Connaissez-vous d’autres films de Charlot ?
Des élèves : Les temps modernes ; The kid ; La ruée vers l’or
Nathalie Azoulai : ces films ont précédé le dictateur qui est le premier film parlant (ce sera son dernier film dans le personnage de Charlot). Il a alors 51 ans, sa carrière commence à diminuer et comme l’Amérique est muette devant le nazisme, il ira se réfugier en Suisse en1952, les Américains lui ayant refusé le visa avant. Avez-vous repéré le titre original ?
Un(e) élève : The great dictator
Nathalie Azoulai : oui le « super » dictateur ; une sorte de bouffon. Que pensez-vous des paroles ?
Un(e) élève : Mélange de langues : anglais, allemand – il commence à parler en allemand puis on ne comprend plus rien
Nathalie Azoulai : Les paroles sont très importantes même si la plupart du temps il s’agit d’onomatopées qui ne veulent rien dire mais qui reprennent le rythme de parole d’Hitler. Il est important aussi de comprendre les noms des personnages et des pays : Le nom de Hitler, Adénaïde Inkel veut dire végétation, adénoïde que l’on a dans le nez et Inkel qui sonne comme un nom juif et veut dire boiter (…) Les discours sont complètement contradictoires et incompréhensibles, c’est un mélange d’Allemand et d’Anglais, on entend Juden Stink (les juifs sentent mauvais ), les noms des pays Tomania, Mussolini est appelé Bacteria (qui donne des maladies)…Avez- vous vu l’insigne du régime ?
Un(e) élève : c’est une double croix noire qui ressemble à la croix gammée.
Nathalie Azoulai : c’est un insigne qui, en Angleterre, symbolise la trahison. Le film met deux ans à être tourné (il est tourné en secret), et Charlot reçoit des menaces de mort. Pensez-vous que Charlot est juif ? (quelques mains se lèvent)

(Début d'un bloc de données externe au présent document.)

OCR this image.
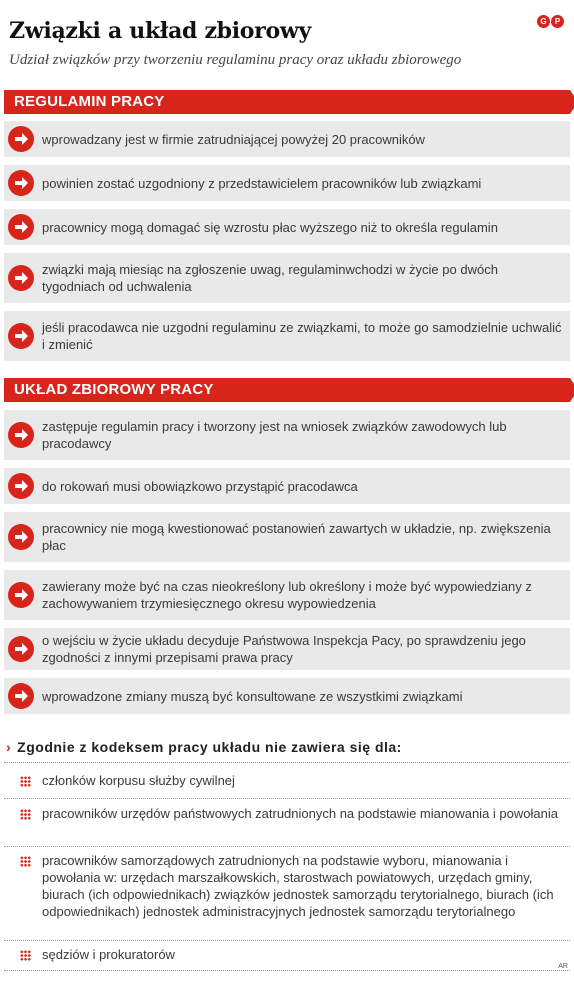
G	P
Związki a układ zbiorowy

Udział związków przy tworzeniu regulaminu pracy oraz układu zbiorowego

REGULAMIN PRACY
wprowadzany jest w firmie zatrudniającej powyżej 20 pracowników
powinien zostać uzgodniony z przedstawicielem pracowników lub związkami
pracownicy mogą domagać się wzrostu płac wyższego niż to określa regulamin
związki mają miesiąc na zgłoszenie uwag, regulaminwchodzi w życie po dwóch tygodniach od uchwalenia
jeśli pracodawca nie uzgodni regulaminu ze związkami, to może go samodzielnie uchwalić i zmienić
UKŁAD ZBIOROWY PRACY
zastępuje regulamin pracy i tworzony jest na wniosek związków zawodowych lub pracodawcy
do rokowań musi obowiązkowo przystąpić pracodawca
pracownicy nie mogą kwestionować postanowień zawartych w układzie, np. zwiększenia płac
zawierany może być na czas nieokreślony lub określony i może być wypowiedziany z zachowywaniem trzymiesięcznego okresu wypowiedzenia
o wejściu w życie układu decyduje Państwowa Inspekcja Pacy, po sprawdzeniu jego zgodności z innymi przepisami prawa pracy
wprowadzone zmiany muszą być konsultowane ze wszystkimi związkami
› Zgodnie z kodeksem pracy układu nie zawiera się dla:
członków korpusu służby cywilnej
pracowników urzędów państwowych zatrudnionych na podstawie mianowania i powołania
pracowników samorządowych zatrudnionych na podstawie wyboru, mianowania i powołania w: urzędach marszałkowskich, starostwach powiatowych, urzędach gminy, biurach (ich odpowiednikach) związków jednostek samorządu terytorialnego, biurach (ich odpowiednikach) jednostek administracyjnych jednostek samorządu terytorialnego
sędziów i prokuratorów
AR
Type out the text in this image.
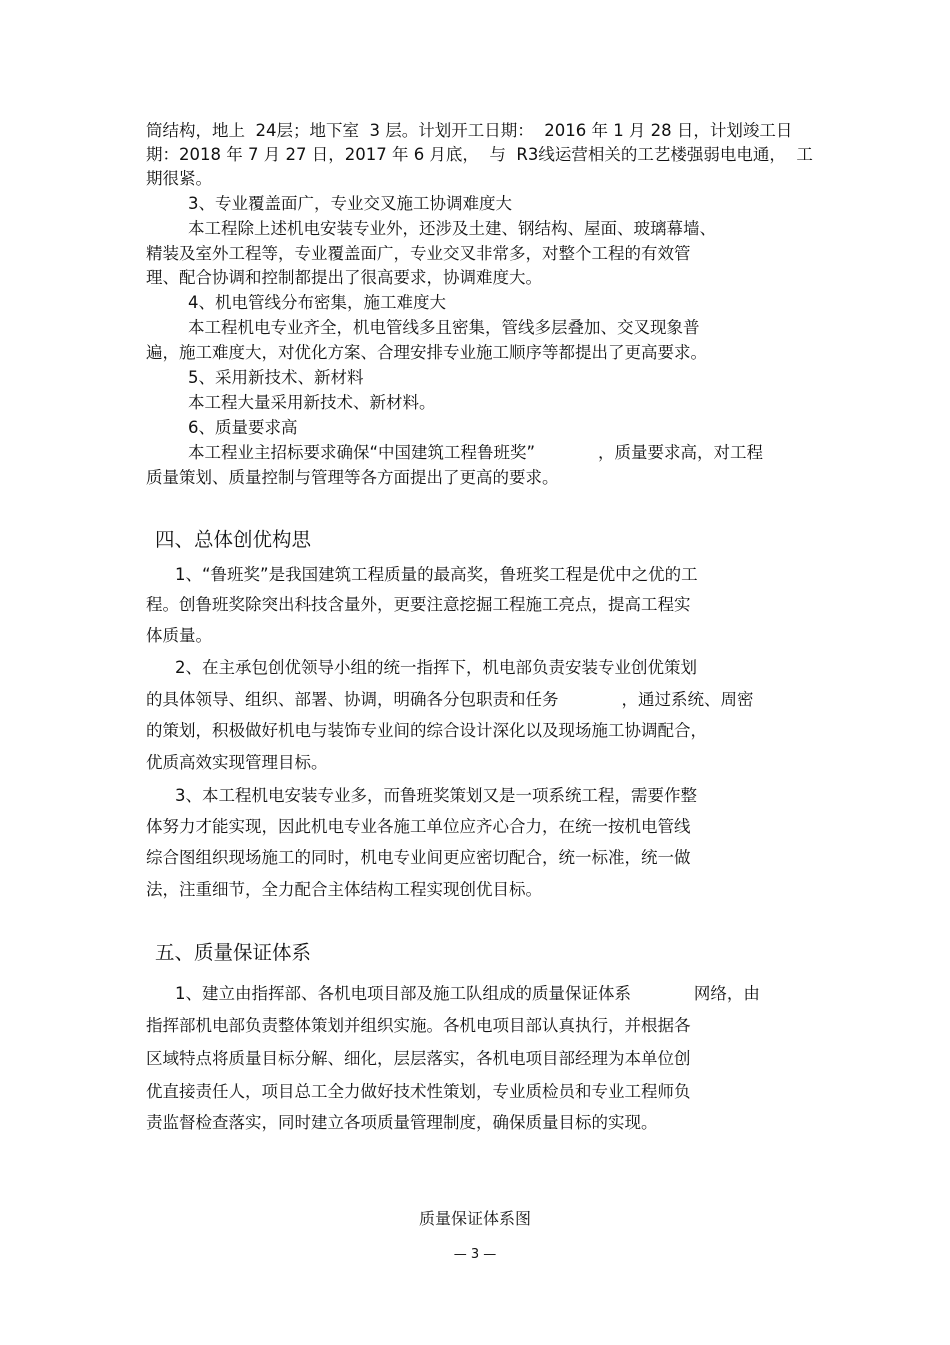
筒结构，地上  24层；地下室  3 层。计划开工日期：  2016 年 1 月 28 日，计划竣工日
期：2018 年 7 月 27 日，2017 年 6 月底，  与  R3线运营相关的工艺楼强弱电电通，  工
期很紧。
3、专业覆盖面广，专业交叉施工协调难度大
本工程除上述机电安装专业外，还涉及土建、钢结构、屋面、玻璃幕墙、
精装及室外工程等，专业覆盖面广，专业交叉非常多，对整个工程的有效管
理、配合协调和控制都提出了很高要求，协调难度大。
4、机电管线分布密集，施工难度大
本工程机电专业齐全，机电管线多且密集，管线多层叠加、交叉现象普
遍，施工难度大，对优化方案、合理安排专业施工顺序等都提出了更高要求。
5、采用新技术、新材料
本工程大量采用新技术、新材料。
6、质量要求高
本工程业主招标要求确保“中国建筑工程鲁班奖”            ，质量要求高，对工程
质量策划、质量控制与管理等各方面提出了更高的要求。
四、总体创优构思
1、“鲁班奖”是我国建筑工程质量的最高奖，鲁班奖工程是优中之优的工
程。创鲁班奖除突出科技含量外，更要注意挖掘工程施工亮点，提高工程实
体质量。
2、在主承包创优领导小组的统一指挥下，机电部负责安装专业创优策划
的具体领导、组织、部署、协调，明确各分包职责和任务            ，通过系统、周密
的策划，积极做好机电与装饰专业间的综合设计深化以及现场施工协调配合，
优质高效实现管理目标。
3、本工程机电安装专业多，而鲁班奖策划又是一项系统工程，需要作整
体努力才能实现，因此机电专业各施工单位应齐心合力，在统一按机电管线
综合图组织现场施工的同时，机电专业间更应密切配合，统一标准，统一做
法，注重细节，全力配合主体结构工程实现创优目标。
五、质量保证体系
1、建立由指挥部、各机电项目部及施工队组成的质量保证体系            网络，由
指挥部机电部负责整体策划并组织实施。各机电项目部认真执行，并根据各
区域特点将质量目标分解、细化，层层落实，各机电项目部经理为本单位创
优直接责任人，项目总工全力做好技术性策划，专业质检员和专业工程师负
责监督检查落实，同时建立各项质量管理制度，确保质量目标的实现。
质量保证体系图
— 3 —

Charlot n’est pas juif, il dit qu’il n’y a pas besoin d’être juif pour dénoncer le nazisme.
Un(e) élève : le grand discours de la fin est très émouvant. On rit pendant tout le film parce que le barbier fait toujours des gaffes et à la fin quand on il fait son discours, il est très sérieux et il vante les valeurs de la démocratie et dénonce la brutalité et la violence et l’oppression des dictatures.
Nathalie Azoulai : que s’est-il passé en 1938 ?
Un(e) élève : l’annexion de l’Autriche
NA : Ce discours écrit par Chaplin en 1938, c’est un beau discours mais qui ne reflète pas l’horreur de ce qui s’est passé par la suite.
Des élèves :
- À un moment la police laisse Hannah tranquille parce qu’elle a changé d’apparence
- On la laisse partir parce qu’elle est protégée par le pilote.
- Et parce que c’est la période où Hitler fait semblant d’aimer les juifs pour avoir de l’argent du banquier.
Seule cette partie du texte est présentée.